Desdenha menos e admira mais. Sou eu, Amarante, sonorizada nestes bombos, que te falo! Sai à rua, Povo. Não hoje porque são as festas, mas sempre, porque me amas. Eu protejo-te de tanto... Um tanto que desconheces e, por isso mesmo, nem sabes o quanto esse tanto é! Porque não estou sempre cheia assim? Porque me admiram apenas quando os carrinhos chegam? Porque me ouvem só quando rufam os bombos? És como um filho que só faz um carinho à mãe no seu aniversário.
Não, não assumo as culpas do que me acusas. A cidade não tem vida porque tu não lha dás. Não te cales! Não saias à rua só quando há festa! Faz-me viver! Esta cidade é tua, e de mais ninguém. Age! Reclama! Impõe-te! Não fazes nada disso, pois não? Então não te queixes. E continua a ouvir-me e a ver-me só em dias de festa.
Mas cala-te, já que não sabes o que dizes.
Agora sorri.
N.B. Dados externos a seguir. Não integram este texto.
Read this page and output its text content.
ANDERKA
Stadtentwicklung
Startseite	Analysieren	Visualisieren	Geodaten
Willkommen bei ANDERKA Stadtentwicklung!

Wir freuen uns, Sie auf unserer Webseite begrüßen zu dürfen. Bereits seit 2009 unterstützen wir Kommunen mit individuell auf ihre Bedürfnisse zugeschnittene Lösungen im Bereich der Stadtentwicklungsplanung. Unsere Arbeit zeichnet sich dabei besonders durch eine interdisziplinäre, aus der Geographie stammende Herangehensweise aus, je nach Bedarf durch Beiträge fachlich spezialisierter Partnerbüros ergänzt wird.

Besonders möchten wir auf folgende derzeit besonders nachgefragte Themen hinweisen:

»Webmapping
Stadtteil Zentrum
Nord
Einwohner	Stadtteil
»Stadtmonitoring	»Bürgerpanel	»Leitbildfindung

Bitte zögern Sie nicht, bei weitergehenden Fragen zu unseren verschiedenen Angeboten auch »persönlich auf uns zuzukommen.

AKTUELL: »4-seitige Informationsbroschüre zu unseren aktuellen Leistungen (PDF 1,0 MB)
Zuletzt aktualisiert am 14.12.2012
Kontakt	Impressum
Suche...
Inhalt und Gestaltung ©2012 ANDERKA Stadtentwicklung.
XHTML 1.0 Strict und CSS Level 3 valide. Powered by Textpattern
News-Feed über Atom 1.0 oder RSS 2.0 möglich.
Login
São as festas afinal. Há alegria na rua. Olha, afinal tenho jovens. Hoje, porque há festa, quiseram ficar. Noutros dias preferem ir fazer a festa para outro lado...

Vejam e ouçam os bombos. Para quê falar se não me querem ouvir?"

9 de junho de 2010

O Junho

Ouviam-se descrições de como era noutros tempos. Das enchentes nas ruas, das animações, dos dias preenchidos. Viam-se as pessoas alegres, mas habituadas. Viam-se os jovens reunidos, os reencontros, as conversas e os brindes. Viram-se os bombos e as pessoas que os admiravam. Que energia, que vontade têm aqueles homens e aquelas mulheres! Que fôlego! Eu admiro-os e invejo-os.
E agradeço a todas as pessoas que enriqueceram as festas, a cidade. Nem fui aos carrinhos. Antes dizia que se não fosse aos carrinhos nem parecia Junho. Este ano não fui e não precisei de ir. Enquanto a maioria dizia que o Junho já não é o que era, eu pensava que para mim o Junho é o que nunca foi... Já anseio o próximo ano e imagino as mudanças que vamos encontrar.

Boa ressaca de festas!

2 de junho de 2010

Grito


Grito mas já nem eu ouço. Grito para dentro de mim. A cabeça não pára. São tantas coisas a correr de um lado para o outro que se tornam incontroláveis. As certezas começam a esmorecer e até a que me mantém em pé abana.
Tantas coisas a correr de um lado para outro... Muitas delas deviam estar sempre quietas para me esquecer que existem. E grito outra vez.
Não é a cabeça que incomoda agora. É outro órgão. Desta vez fico calada, já não consigo gritar. Fico eu quieta. As coisas já podem correr todas de um lado para o outro, como lhes apetecer. Nem tento controla-las. Rendi-me. Agora assisto. Sou um peso morto. O outro órgão petrificou-me.
E que tudo seja como tem de ser, que é como quem diz, Ámen.